Search a 2D Matrix

Problem

You are given an m x n integer matrix matrix with the following two properties:

Each row is sorted in non-decreasing order.
The first integer of each row is greater than the last integer of the previous row.

Given an integer target, return true if target is in matrix or false otherwise.

You must write a solution in O(log(m * n)) time complexity.

Example 1:

Input: matrix = [[1,3,5,7],[10,11,16,20],[23,30,34,60]], target = 3
Output: true

Example 2:

Input: matrix = [[1,3,5,7],[10,11,16,20],[23,30,34,60]], target = 13
Output: false

Constraints:

m == matrix.length
n == matrix[i].length
1 <= m, n <= 100
-10^4 <= matrix[i][j], target <= 10^4

Solution

Approach: Treat as 1D Array with Binary Search

The key insight is that the matrix properties (sorted rows, each row starts greater than previous row ends) make it equivalent to a sorted 1D array. We can use binary search by mapping 1D indices to 2D coordinates.

Mapping:

1D index to 2D: row = index // n, col = index % n
Total elements: m * n

Implementation

class Solution:
    def searchMatrix(self, matrix: List[List[int]], target: int) -> bool:
        if not matrix or not matrix[0]:
            return False

        m, n = len(matrix), len(matrix[0])
        left, right = 0, m * n - 1

        while left <= right:
            mid = (left + right) // 2
            # Convert 1D index to 2D coordinates
            row, col = mid // n, mid % n
            mid_value = matrix[row][col]

            if mid_value == target:
                return True
            elif mid_value < target:
                left = mid + 1
            else:
                right = mid - 1

        return False

Alternative (Two Binary Searches):

class Solution:
    def searchMatrix(self, matrix: List[List[int]], target: int) -> bool:
        if not matrix or not matrix[0]:
            return False

        m, n = len(matrix), len(matrix[0])
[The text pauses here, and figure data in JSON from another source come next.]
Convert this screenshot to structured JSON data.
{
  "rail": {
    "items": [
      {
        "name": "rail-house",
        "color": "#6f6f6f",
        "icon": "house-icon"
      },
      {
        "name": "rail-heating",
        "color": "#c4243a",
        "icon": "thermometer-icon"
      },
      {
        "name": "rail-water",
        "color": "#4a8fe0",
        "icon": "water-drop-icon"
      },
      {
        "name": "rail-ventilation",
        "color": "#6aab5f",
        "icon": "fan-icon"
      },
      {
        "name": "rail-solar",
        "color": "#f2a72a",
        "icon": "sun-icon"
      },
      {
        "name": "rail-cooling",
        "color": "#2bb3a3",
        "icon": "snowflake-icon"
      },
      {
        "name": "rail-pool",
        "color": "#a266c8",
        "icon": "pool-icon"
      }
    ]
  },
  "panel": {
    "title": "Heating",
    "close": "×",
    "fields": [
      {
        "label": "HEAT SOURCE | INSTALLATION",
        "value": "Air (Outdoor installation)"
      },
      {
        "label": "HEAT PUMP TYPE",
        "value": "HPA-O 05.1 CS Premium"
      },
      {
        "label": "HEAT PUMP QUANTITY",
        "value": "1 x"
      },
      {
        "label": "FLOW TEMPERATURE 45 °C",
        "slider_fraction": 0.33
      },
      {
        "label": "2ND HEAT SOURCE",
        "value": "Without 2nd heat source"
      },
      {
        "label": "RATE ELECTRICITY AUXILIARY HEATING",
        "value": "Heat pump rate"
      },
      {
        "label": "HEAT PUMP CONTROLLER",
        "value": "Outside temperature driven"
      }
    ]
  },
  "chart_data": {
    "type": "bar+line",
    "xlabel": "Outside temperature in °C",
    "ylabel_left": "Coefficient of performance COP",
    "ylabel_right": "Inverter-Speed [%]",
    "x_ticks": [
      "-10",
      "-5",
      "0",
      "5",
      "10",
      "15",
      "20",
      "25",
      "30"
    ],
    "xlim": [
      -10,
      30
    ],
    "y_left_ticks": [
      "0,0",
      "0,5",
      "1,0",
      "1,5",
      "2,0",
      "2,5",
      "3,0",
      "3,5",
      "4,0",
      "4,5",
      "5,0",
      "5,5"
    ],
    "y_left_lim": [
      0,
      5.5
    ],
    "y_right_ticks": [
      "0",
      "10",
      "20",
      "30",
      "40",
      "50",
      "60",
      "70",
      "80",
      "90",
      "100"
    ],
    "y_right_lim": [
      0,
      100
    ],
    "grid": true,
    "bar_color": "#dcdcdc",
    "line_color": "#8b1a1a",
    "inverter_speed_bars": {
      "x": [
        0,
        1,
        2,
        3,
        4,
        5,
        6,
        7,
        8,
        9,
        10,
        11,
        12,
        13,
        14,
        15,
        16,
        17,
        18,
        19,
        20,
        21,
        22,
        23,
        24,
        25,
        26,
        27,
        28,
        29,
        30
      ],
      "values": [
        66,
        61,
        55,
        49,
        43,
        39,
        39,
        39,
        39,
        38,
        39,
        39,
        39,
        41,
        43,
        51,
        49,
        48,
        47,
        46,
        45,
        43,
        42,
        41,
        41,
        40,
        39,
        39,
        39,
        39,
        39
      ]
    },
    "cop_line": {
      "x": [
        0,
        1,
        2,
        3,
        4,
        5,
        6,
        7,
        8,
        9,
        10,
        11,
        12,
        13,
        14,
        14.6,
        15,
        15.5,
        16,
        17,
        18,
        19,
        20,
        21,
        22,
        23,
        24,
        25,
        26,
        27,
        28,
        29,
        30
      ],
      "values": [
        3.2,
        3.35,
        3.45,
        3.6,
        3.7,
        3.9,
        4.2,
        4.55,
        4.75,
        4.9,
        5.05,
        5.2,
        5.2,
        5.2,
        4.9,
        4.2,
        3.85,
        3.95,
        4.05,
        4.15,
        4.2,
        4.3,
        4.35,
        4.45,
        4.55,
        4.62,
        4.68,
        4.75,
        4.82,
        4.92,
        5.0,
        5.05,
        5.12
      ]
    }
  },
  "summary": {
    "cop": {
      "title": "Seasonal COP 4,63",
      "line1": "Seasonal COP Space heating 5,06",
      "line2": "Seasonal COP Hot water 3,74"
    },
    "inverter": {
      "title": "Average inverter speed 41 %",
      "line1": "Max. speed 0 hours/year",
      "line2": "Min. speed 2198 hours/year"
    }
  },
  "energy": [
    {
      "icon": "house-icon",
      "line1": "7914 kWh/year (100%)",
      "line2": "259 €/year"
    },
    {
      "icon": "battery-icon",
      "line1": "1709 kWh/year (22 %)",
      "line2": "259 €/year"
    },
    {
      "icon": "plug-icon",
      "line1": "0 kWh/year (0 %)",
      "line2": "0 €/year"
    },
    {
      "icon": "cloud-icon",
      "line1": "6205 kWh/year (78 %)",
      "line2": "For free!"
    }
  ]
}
        # First binary search: find the row
        top, bottom = 0, m - 1
        while top <= bottom:
            row = (top + bottom) // 2
            if target < matrix[row][0]:
                bottom = row - 1
            elif target > matrix[row][-1]:
                top = row + 1
            else:
                break

        # If no valid row found
        if not (top <= bottom):
            return False

        # Second binary search: search within the row
        row = (top + bottom) // 2
        left, right = 0, n - 1
        while left <= right:
            mid = (left + right) // 2
            if matrix[row][mid] == target:
                return True
            elif matrix[row][mid] < target:
                left = mid + 1
            else:
                right = mid - 1

        return False

Complexity Analysis

Time Complexity: O(log(m * n)), which simplifies to O(log m + log n). We perform binary search over all elements.
Space Complexity: O(1), we only use a constant amount of extra space.

Key Insights

Virtual 1D Array: The matrix structure allows us to treat it as a sorted 1D array without actually flattening it. The index mapping preserves the sorted order.
Index Conversion: Converting between 1D and 2D indices: row = index // n, col = index % n where n is the number of columns.
Two Binary Search Approach: We can also do two separate binary searches: first to find the correct row, then to search within that row. Both approaches achieve the same time complexity.
Row Boundaries: In the two-search approach, a target belongs to a row if it’s between that row’s first and last elements: matrix[row][0] <= target <= matrix[row][-1].
Logarithmic Requirement: The O(log(m * n)) requirement rules out approaches that iterate through rows linearly, even with binary search within rows.